Liam sent me an e-mail Saturday. The relevant text and links are as follows:

Andrew Sullivan this week has had a running series of threads called The Missing, which has developed into a discussion about adoption in our culture. 

I thought you might appreciate this in particular:

http://andrewsullivan.theatlantic.com/the_daily_dish/2011/01/the-missing-parenting-is-a-crapshoot.html

The initial post, and then subsequent ones  (the URLS of the subsequent ones don’t actually follow the right order ordinally, as it were – I don’t know why….):

http://andrewsullivan.theatlantic.com/the_daily_dish/2011/01/unwanted-pregnancies-and-infertile-couples.html

http://andrewsullivan.theatlantic.com/the_daily_dish/2011/01/the-missing-ctd.html

http://andrewsullivan.theatlantic.com/the_daily_dish/2011/01/the-missing-ctd-1.html

http://andrewsullivan.theatlantic.com/the_daily_dish/2011/01/the-missing-ctd-4.html

http://andrewsullivan.theatlantic.com/the_daily_dish/2011/01/the-missing-ctd-2.html

http://andrewsullivan.theatlantic.com/the_daily_dish/2011/01/the-missing-ctd-5.html

http://andrewsullivan.theatlantic.com/the_daily_dish/2011/01/the-missing-ctd-3.html

http://andrewsullivan.theatlantic.com/the_daily_dish/2011/01/the-missing-ctd-6.html

I was initially feeling compelled to respond, but I kept at the series and read it through. People already covered what I was going to say about the “500,000 and 100,000.” There are facts involved:

- You may think you’re holding out for an ideal child, but control is an illusion. If you haven’t learned that as an adult, you will have a rude awakening at some point in your life.
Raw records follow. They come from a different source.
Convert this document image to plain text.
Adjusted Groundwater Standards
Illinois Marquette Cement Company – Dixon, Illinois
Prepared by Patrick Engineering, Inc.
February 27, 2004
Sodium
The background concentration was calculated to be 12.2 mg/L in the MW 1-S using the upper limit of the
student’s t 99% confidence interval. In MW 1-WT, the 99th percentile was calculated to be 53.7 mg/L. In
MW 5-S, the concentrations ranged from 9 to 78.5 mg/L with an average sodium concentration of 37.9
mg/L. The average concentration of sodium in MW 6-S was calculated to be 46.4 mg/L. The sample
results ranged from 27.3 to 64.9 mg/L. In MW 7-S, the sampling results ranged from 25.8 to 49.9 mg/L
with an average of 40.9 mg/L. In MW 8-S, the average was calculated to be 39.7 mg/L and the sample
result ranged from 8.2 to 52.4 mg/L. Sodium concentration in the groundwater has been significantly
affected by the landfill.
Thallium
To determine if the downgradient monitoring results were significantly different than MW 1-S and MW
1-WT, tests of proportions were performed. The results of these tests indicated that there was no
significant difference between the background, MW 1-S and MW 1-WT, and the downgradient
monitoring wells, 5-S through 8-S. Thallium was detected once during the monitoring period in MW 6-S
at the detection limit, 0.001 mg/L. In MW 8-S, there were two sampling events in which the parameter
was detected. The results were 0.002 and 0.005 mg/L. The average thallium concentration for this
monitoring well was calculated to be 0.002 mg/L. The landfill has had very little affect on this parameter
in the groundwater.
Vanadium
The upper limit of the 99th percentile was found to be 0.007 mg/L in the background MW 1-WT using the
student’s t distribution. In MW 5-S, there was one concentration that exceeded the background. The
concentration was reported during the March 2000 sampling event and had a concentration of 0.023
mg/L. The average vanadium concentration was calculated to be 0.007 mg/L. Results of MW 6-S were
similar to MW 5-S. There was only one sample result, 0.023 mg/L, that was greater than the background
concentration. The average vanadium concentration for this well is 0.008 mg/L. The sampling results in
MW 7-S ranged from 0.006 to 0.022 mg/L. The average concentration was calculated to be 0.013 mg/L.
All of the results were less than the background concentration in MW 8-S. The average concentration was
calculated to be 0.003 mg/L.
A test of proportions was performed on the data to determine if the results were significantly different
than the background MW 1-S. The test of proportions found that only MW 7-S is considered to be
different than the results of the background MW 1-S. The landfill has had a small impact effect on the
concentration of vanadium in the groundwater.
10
- The wait-list for adoption is an illusion. If you want a match to your Caucasian genes and a day-old infant who didn’t have a mom on drugs, then maybe you will wait your whole life. You may have waited a long time to find the perfect spouse, too. But if any couple is serious about adopting, a release on even a few of your pre-conditions will mean you will have a child in your home within months of completing a home study. All told, my wife and I spent about two years from the day we decided to adopt children to the day when the young miss moved in with us.

And a few opinions:

- Planned Parenthood and the political Right-to-Life movement share a grave flaw. They ignore adoption. Asking a young woman to put her life on hold (her perspective) for nine months nears the realm of heroism for our instant-gratification society. RTL lacks a visible heart. If their political efforts against health insurance reform were steered toward adoption, they would gain a significant number of grudging allies. Both groups now exist for self-perpetuation. Neither has a need to end the disasters of unwanted pregnancies or abortions. The hate and anger have consumed them.

- That is not to say that individuals within either movement can’t or don’t do good work to make the world a better place. They do it in spite of the organization, not because of it.

- More hermeneutic of subtraction at work: make the world better by getting rid of stuff we don’t like. It’s a whole lot harder to build up than tear down. I’ll admit I make judgments about organizations based on where I see their ethics sitting on this. There are any number of reasons for taking the easy way in daily life: you’re taking the high road on the important stuff; you’ve had a long day–things like that. That’s a genuine reason for a time-out. But overall, there should be something in one’s life of heroism. Maybe that something is adopting a child from foster care.